Engineered tissue could enable development of flexible robots
Scientists in the US are hoping to use genetically engineered tissue to develop robots that move with the flexibility of living creatures.
The team from the Massachusetts Institute of Technology (MIT) and Pennsylvania University have created muscle cells that flex in response to light rather than the electrical signals used by the bodies of animals.
The tissue can make a wide range of motions and the researchers now hope to use this ‘wireless’ method of controlling the cells to build more flexible robots that do away with electrodes and a bulky power supply.
One potential use for the technology could be a robotic device for endoscopy that is small and nimble enough to navigate the tight spaces within the body.
Prof Harry Asada of MIT’s mechanical engineering department, who has co-authored a paper on the research for the journal Lab on a Chip, said the group’s design effectively blurs the boundary between nature and machines.

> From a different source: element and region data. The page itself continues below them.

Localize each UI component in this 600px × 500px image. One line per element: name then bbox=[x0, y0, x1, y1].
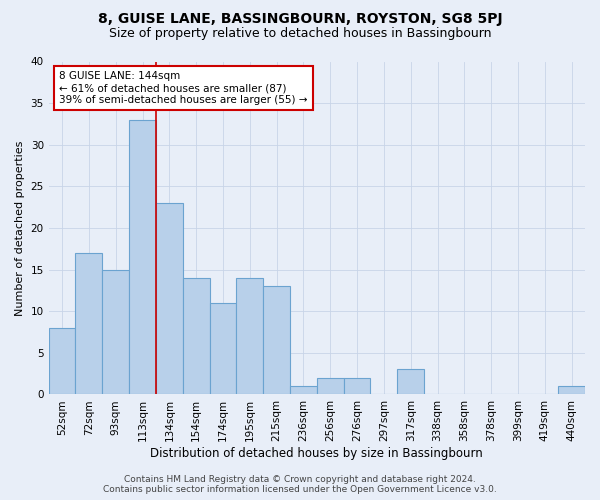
Text: Contains HM Land Registry data © Crown copyright and database right 2024.
Contai: Contains HM Land Registry data © Crown c… bbox=[103, 474, 497, 494]
Bar bbox=[103, 270, 129, 394]
Bar bbox=[156, 203, 183, 394]
Text: 8 GUISE LANE: 144sqm
← 61% of detached houses are smaller (87)
39% of semi-detac: 8 GUISE LANE: 144sqm ← 61% of detached h… bbox=[59, 72, 308, 104]
Bar bbox=[76, 253, 103, 394]
Bar bbox=[558, 386, 585, 394]
Bar bbox=[344, 378, 370, 394]
Bar bbox=[263, 286, 290, 395]
X-axis label: Distribution of detached houses by size in Bassingbourn: Distribution of detached houses by size … bbox=[151, 447, 483, 460]
Bar bbox=[129, 120, 156, 394]
Text: Size of property relative to detached houses in Bassingbourn: Size of property relative to detached ho… bbox=[109, 28, 491, 40]
Bar bbox=[236, 278, 263, 394]
Bar bbox=[290, 386, 317, 394]
Bar bbox=[209, 303, 236, 394]
Bar bbox=[49, 328, 76, 394]
Bar bbox=[317, 378, 344, 394]
Text: 8, GUISE LANE, BASSINGBOURN, ROYSTON, SG8 5PJ: 8, GUISE LANE, BASSINGBOURN, ROYSTON, SG… bbox=[98, 12, 502, 26]
Bar bbox=[397, 370, 424, 394]
Bar bbox=[183, 278, 209, 394]
Y-axis label: Number of detached properties: Number of detached properties bbox=[15, 140, 25, 316]
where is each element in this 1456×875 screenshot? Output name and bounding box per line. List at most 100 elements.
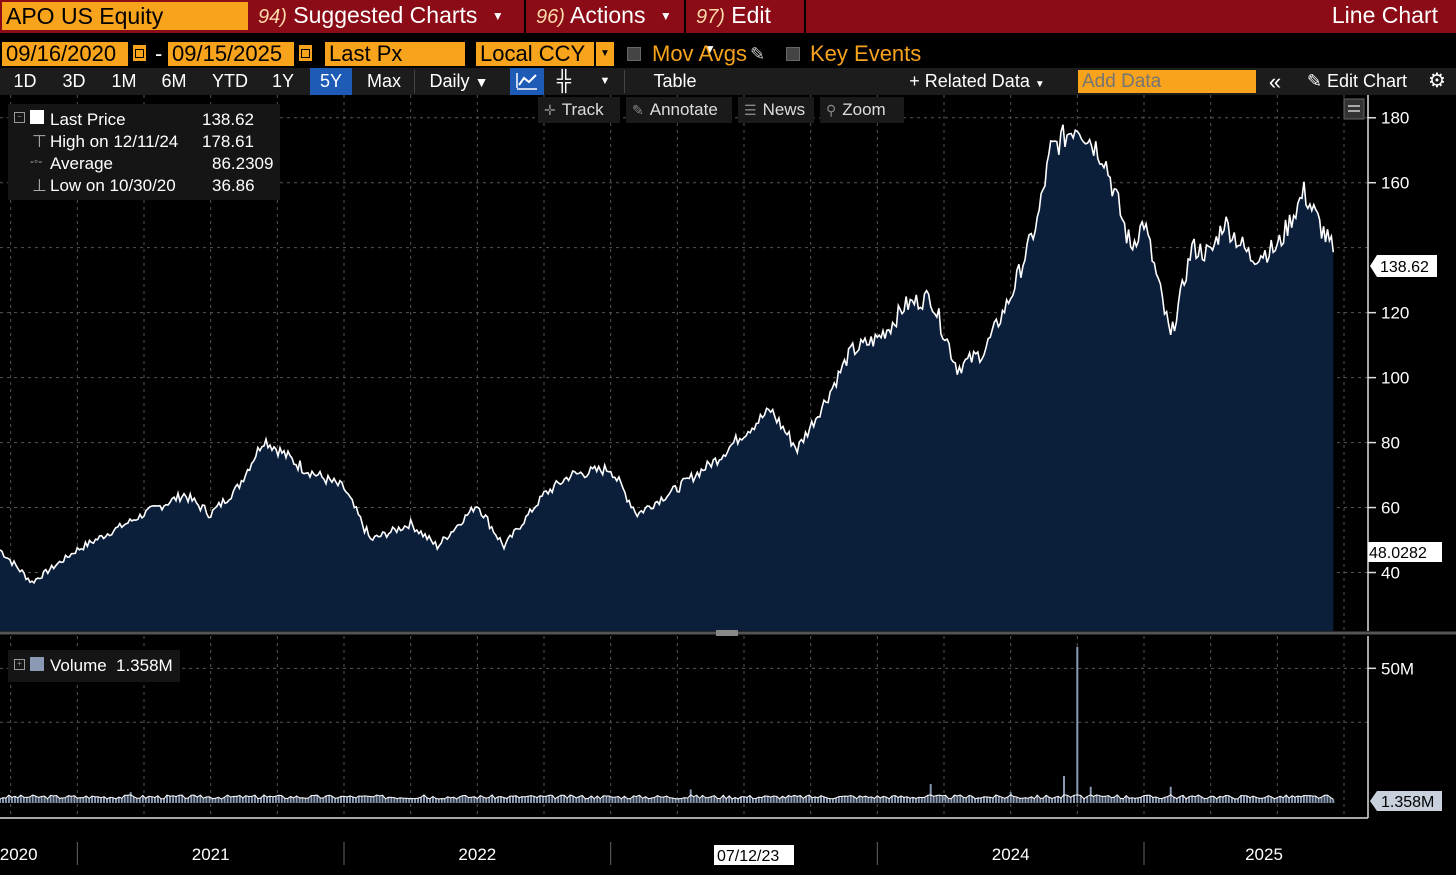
price-line xyxy=(0,124,1335,585)
year-label: 2022 xyxy=(458,845,496,864)
crosshair-date-tag: 07/12/23 xyxy=(714,845,794,865)
security-field[interactable]: APO US Equity xyxy=(2,2,248,30)
suggested-charts-menu[interactable]: 94) Suggested Charts ▼ xyxy=(250,0,526,33)
menu-label: Suggested Charts xyxy=(293,2,478,28)
range-5y-button[interactable]: 5Y xyxy=(310,68,352,95)
field-selector[interactable]: Last Px xyxy=(325,42,465,66)
range-1y-button[interactable]: 1Y xyxy=(271,71,295,91)
range-1d-button[interactable]: 1D xyxy=(13,71,37,91)
key-events-label[interactable]: Key Events xyxy=(810,41,922,66)
start-date-input[interactable]: 09/16/2020 xyxy=(2,42,128,66)
high-marker-icon: ⊤ xyxy=(32,132,47,151)
caret-down-icon: ▼ xyxy=(659,9,672,24)
calendar-icon[interactable] xyxy=(133,45,146,61)
news-tool[interactable]: ☰ News xyxy=(738,97,814,123)
volume-label: Volume xyxy=(50,656,107,675)
menu-label: Actions xyxy=(570,2,646,28)
menu-number: 97) xyxy=(696,6,725,28)
track-tool[interactable]: ✛ Track xyxy=(538,97,620,123)
collapse-icon[interactable]: « xyxy=(1268,69,1282,94)
volume-legend: + Volume 1.358M xyxy=(8,650,180,682)
actions-menu[interactable]: 96) Actions ▼ xyxy=(528,0,686,33)
track-label: Track xyxy=(561,100,604,119)
price-tick-label: 120 xyxy=(1381,304,1409,323)
news-icon: ☰ xyxy=(744,102,757,118)
annotate-tool[interactable]: ✎ Annotate xyxy=(626,97,732,123)
price-legend: − Last Price 138.62 ⊤ High on 12/11/24 1… xyxy=(8,104,280,200)
date-separator: - xyxy=(155,41,163,66)
collapse-legend-icon[interactable]: − xyxy=(14,112,25,123)
range-3d-button[interactable]: 3D xyxy=(62,71,86,91)
price-tick-label: 60 xyxy=(1381,499,1400,518)
low-marker-icon: ⊥ xyxy=(32,176,47,195)
series-swatch xyxy=(30,110,44,124)
related-data-button[interactable]: + Related Data ▼ xyxy=(892,68,1062,95)
mov-avgs-checkbox[interactable] xyxy=(627,47,641,61)
volume-value: 1.358M xyxy=(116,656,173,675)
average-marker-icon: -◦- xyxy=(30,154,43,168)
range-6m-button[interactable]: 6M xyxy=(161,71,187,91)
last-price-tag-text: 138.62 xyxy=(1380,259,1429,276)
volume-average-line xyxy=(0,794,1334,800)
zoom-tool[interactable]: ⚲ Zoom xyxy=(820,97,904,123)
currency-dropdown-icon[interactable]: ▼ xyxy=(596,42,614,66)
average-value: 86.2309 xyxy=(212,154,274,173)
chart-type-dropdown-icon[interactable]: ▼ xyxy=(599,75,611,87)
high-value: 178.61 xyxy=(202,132,254,151)
gear-icon[interactable]: ⚙ xyxy=(1428,70,1446,92)
frequency-label: Daily xyxy=(429,71,470,91)
mov-avgs-label[interactable]: Mov Avgs xyxy=(652,41,747,66)
annotate-icon: ✎ xyxy=(632,102,644,118)
volume-tag: 1.358M xyxy=(1370,791,1442,811)
window-title: Line Chart xyxy=(1331,2,1438,28)
price-tick-label: 160 xyxy=(1381,174,1409,193)
key-events-checkbox[interactable] xyxy=(786,47,800,61)
scale-toggle-icon[interactable] xyxy=(1343,98,1365,120)
volume-series xyxy=(0,646,1335,803)
volume-axis: 50M xyxy=(1368,659,1414,678)
price-tick-label: 80 xyxy=(1381,434,1400,453)
add-data-input-box[interactable] xyxy=(1078,70,1256,93)
edit-chart-button[interactable]: ✎ Edit Chart xyxy=(1294,68,1420,95)
price-area xyxy=(0,124,1334,631)
edit-chart-label: Edit Chart xyxy=(1327,71,1408,91)
edit-menu[interactable]: 97) Edit ▼ xyxy=(688,0,806,56)
collapse-legend-icon[interactable]: + xyxy=(14,659,25,670)
divider xyxy=(624,70,625,93)
bar-chart-type-icon[interactable]: ╬ xyxy=(556,70,572,92)
range-1m-button[interactable]: 1M xyxy=(111,71,137,91)
caret-down-icon: ▼ xyxy=(474,74,489,90)
last-price-label: Last Price xyxy=(50,110,126,129)
crosshair-icon: ✛ xyxy=(544,102,556,118)
line-chart-icon[interactable] xyxy=(510,68,544,95)
year-label: 2025 xyxy=(1245,845,1283,864)
scale-toggle-bar xyxy=(1348,110,1360,112)
frequency-dropdown[interactable]: Daily ▼ xyxy=(418,68,500,95)
year-label: 2021 xyxy=(192,845,230,864)
menu-label: Edit xyxy=(731,2,771,28)
last-price-value: 138.62 xyxy=(202,110,254,129)
currency-selector[interactable]: Local CCY xyxy=(476,42,594,66)
high-label: High on 12/11/24 xyxy=(50,132,179,151)
range-max-button[interactable]: Max xyxy=(366,71,401,91)
average-tag: 48.0282 xyxy=(1368,542,1442,562)
average-tag-text: 48.0282 xyxy=(1369,545,1427,562)
table-button[interactable]: Table xyxy=(653,71,697,91)
average-label: Average xyxy=(50,154,114,173)
calendar-icon[interactable] xyxy=(299,45,312,61)
crosshair-date-text: 07/12/23 xyxy=(717,848,779,865)
caret-down-icon: ▼ xyxy=(491,9,504,24)
menu-number: 96) xyxy=(536,6,565,28)
range-ytd-button[interactable]: YTD xyxy=(212,71,248,91)
pane-resize-handle[interactable] xyxy=(716,630,738,636)
pencil-icon: ✎ xyxy=(1306,71,1328,91)
add-data-input[interactable] xyxy=(1078,70,1256,93)
pencil-icon[interactable]: ✎ xyxy=(750,44,766,64)
end-date-input[interactable]: 09/15/2025 xyxy=(168,42,294,66)
volume-tag-text: 1.358M xyxy=(1381,794,1434,811)
caret-down-icon: ▼ xyxy=(704,42,716,57)
menu-number: 94) xyxy=(258,6,287,28)
divider xyxy=(414,70,415,93)
price-series xyxy=(0,124,1335,631)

‘With bio-inspired designs, biology is a metaphor, and robotics is the tool to make it happen,’ he said in a statement. ‘With bio-integrated designs, biology provides the materials, not just the metaphor. This is a new direction we’re pushing in biorobotics.’
To test the strength of the engineered tissue, the researchers used a small micromechanical chip containing multiple wells, each housing two flexible posts.

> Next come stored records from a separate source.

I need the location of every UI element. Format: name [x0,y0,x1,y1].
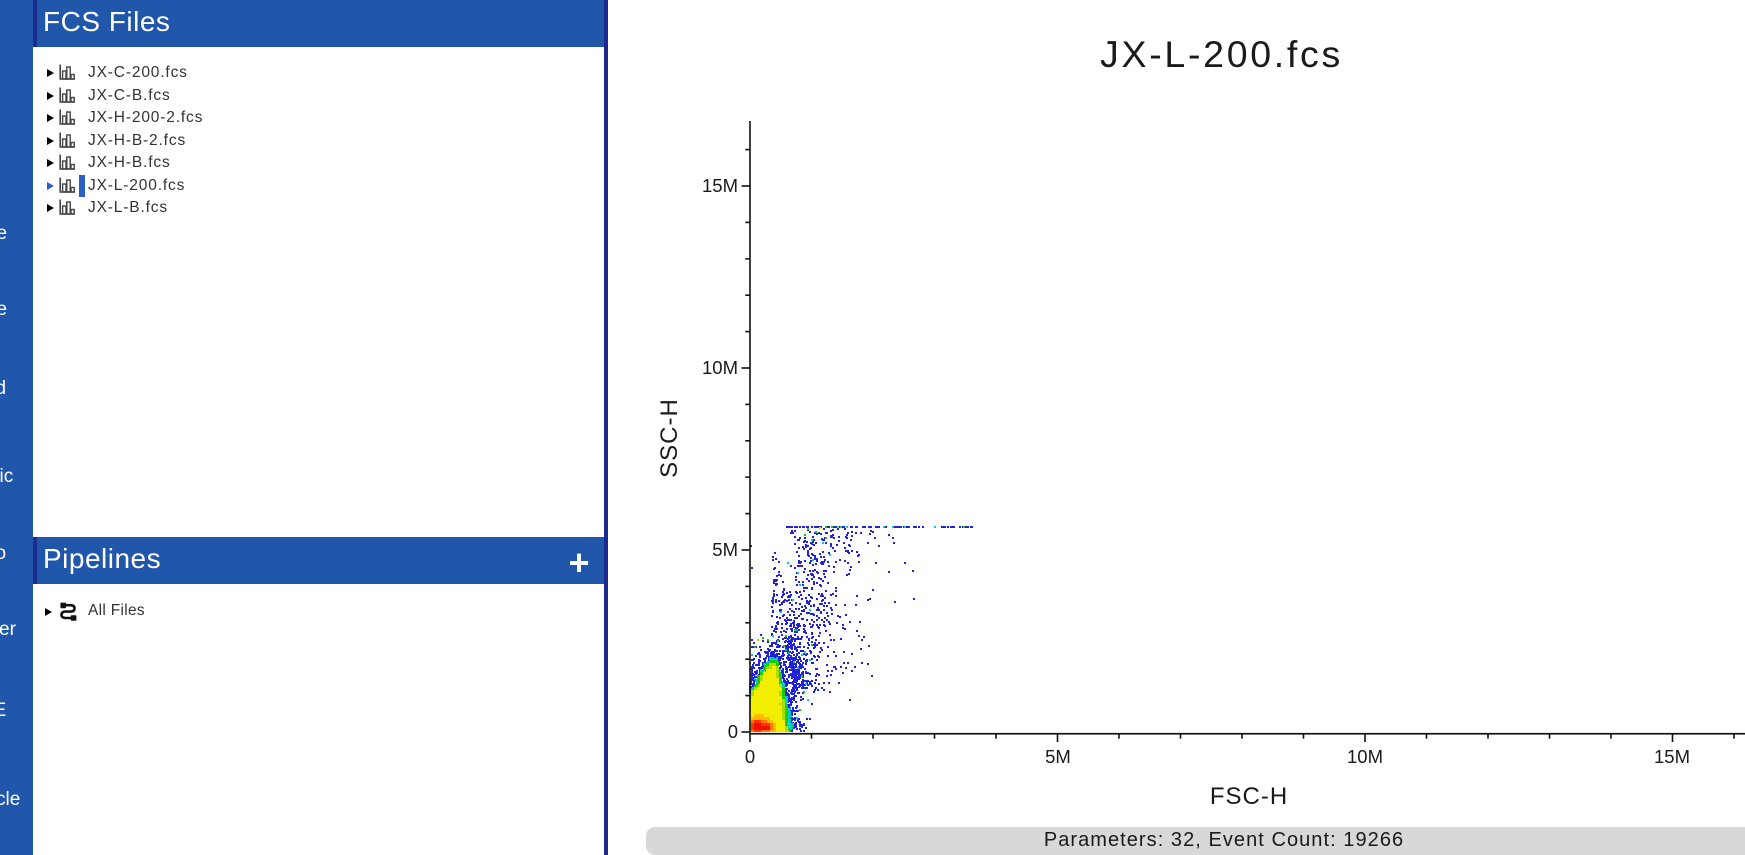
svg-text:0: 0 [745,746,755,767]
svg-text:5M: 5M [712,539,738,560]
svg-text:0: 0 [728,721,738,742]
svg-text:10M: 10M [1347,746,1383,767]
svg-text:5M: 5M [1045,746,1071,767]
svg-text:10M: 10M [702,357,738,378]
svg-text:15M: 15M [1654,746,1690,767]
svg-text:15M: 15M [702,175,738,196]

The group attached muscle strips to each post and then stimulated the tissue with light, causing the muscle to contract and pull the posts inward. The scientists then calculated the muscle’s force using each post’s stiffness and bent angle.
Rashid Bashir, a professor of electrical and computer engineering and bioengineering at Illinois University, said the group’s light-activated muscle may have multiple applications in robotics, medical devices, navigation and locomotion.

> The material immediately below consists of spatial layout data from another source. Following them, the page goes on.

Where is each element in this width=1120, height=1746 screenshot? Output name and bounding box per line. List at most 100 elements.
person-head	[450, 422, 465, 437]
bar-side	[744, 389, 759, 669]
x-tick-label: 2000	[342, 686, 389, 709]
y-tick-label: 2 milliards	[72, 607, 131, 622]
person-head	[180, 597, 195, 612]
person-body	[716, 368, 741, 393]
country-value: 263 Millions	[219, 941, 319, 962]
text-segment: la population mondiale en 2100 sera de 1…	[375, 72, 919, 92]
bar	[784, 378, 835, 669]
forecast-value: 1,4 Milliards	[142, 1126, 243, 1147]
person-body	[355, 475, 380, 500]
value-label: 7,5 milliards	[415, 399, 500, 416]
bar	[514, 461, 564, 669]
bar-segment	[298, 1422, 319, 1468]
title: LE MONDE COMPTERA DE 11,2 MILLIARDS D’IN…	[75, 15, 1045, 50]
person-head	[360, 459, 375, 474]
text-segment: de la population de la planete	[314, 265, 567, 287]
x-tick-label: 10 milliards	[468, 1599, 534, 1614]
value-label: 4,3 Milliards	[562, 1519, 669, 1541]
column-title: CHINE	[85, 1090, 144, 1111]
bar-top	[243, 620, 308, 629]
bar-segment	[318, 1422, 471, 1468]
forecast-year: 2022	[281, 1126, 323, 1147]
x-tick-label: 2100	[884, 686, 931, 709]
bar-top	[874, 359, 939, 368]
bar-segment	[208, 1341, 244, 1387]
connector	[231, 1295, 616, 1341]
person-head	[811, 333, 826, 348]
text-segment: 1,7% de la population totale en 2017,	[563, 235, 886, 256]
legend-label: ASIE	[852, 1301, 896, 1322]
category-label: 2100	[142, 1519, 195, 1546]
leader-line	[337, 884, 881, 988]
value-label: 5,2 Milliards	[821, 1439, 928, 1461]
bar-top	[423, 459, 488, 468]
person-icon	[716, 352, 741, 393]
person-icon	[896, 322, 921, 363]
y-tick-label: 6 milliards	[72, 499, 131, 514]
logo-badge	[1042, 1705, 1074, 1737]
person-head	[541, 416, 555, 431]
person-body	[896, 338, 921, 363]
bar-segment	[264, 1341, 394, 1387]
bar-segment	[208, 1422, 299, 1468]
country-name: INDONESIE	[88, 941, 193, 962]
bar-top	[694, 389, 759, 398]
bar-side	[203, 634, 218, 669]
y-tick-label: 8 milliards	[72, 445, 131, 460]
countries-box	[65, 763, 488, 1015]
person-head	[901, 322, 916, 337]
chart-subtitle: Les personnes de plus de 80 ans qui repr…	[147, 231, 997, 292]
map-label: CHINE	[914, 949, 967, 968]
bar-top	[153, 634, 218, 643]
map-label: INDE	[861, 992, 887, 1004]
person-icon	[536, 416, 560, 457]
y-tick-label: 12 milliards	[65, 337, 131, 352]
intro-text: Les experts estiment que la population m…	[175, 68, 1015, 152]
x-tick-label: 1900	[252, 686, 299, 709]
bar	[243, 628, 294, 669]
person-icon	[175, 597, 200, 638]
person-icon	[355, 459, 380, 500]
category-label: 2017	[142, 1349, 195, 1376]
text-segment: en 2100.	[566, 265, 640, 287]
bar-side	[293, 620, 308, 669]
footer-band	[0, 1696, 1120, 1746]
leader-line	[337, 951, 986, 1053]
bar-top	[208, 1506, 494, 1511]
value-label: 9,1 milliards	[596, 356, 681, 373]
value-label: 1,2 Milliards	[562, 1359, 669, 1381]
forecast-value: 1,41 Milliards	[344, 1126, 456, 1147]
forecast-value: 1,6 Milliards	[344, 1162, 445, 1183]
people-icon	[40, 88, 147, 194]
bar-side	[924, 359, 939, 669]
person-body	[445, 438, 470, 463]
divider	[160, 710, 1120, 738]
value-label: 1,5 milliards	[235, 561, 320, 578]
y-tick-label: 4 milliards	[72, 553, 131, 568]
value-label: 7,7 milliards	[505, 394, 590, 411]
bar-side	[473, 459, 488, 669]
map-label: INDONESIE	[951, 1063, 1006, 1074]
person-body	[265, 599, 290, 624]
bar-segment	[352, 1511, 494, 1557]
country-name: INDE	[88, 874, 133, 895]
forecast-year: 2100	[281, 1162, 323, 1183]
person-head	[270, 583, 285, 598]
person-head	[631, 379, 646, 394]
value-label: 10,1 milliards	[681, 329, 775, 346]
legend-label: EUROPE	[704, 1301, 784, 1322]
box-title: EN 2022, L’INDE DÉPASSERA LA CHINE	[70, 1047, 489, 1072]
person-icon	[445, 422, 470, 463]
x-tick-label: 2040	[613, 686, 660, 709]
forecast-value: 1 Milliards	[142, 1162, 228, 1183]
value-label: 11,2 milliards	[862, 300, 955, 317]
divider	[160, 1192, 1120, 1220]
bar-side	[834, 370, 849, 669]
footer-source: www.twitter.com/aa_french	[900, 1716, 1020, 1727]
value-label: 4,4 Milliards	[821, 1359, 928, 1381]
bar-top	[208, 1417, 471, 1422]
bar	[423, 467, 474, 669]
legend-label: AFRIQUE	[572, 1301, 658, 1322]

He said that exploring these applications would mean the researchers would first have to address a few hurdles. ‘Development of ways to increase the forces of contraction and being able to scale up the size of the muscle fibres would be very useful for future applications.’
According to Asada, a more immediate application may be to use the technology to screen drugs for motor-related diseases: scientists could grow light-sensitive muscle strips in multiple wells and monitor their reaction and the force of their contractions in response to various drugs.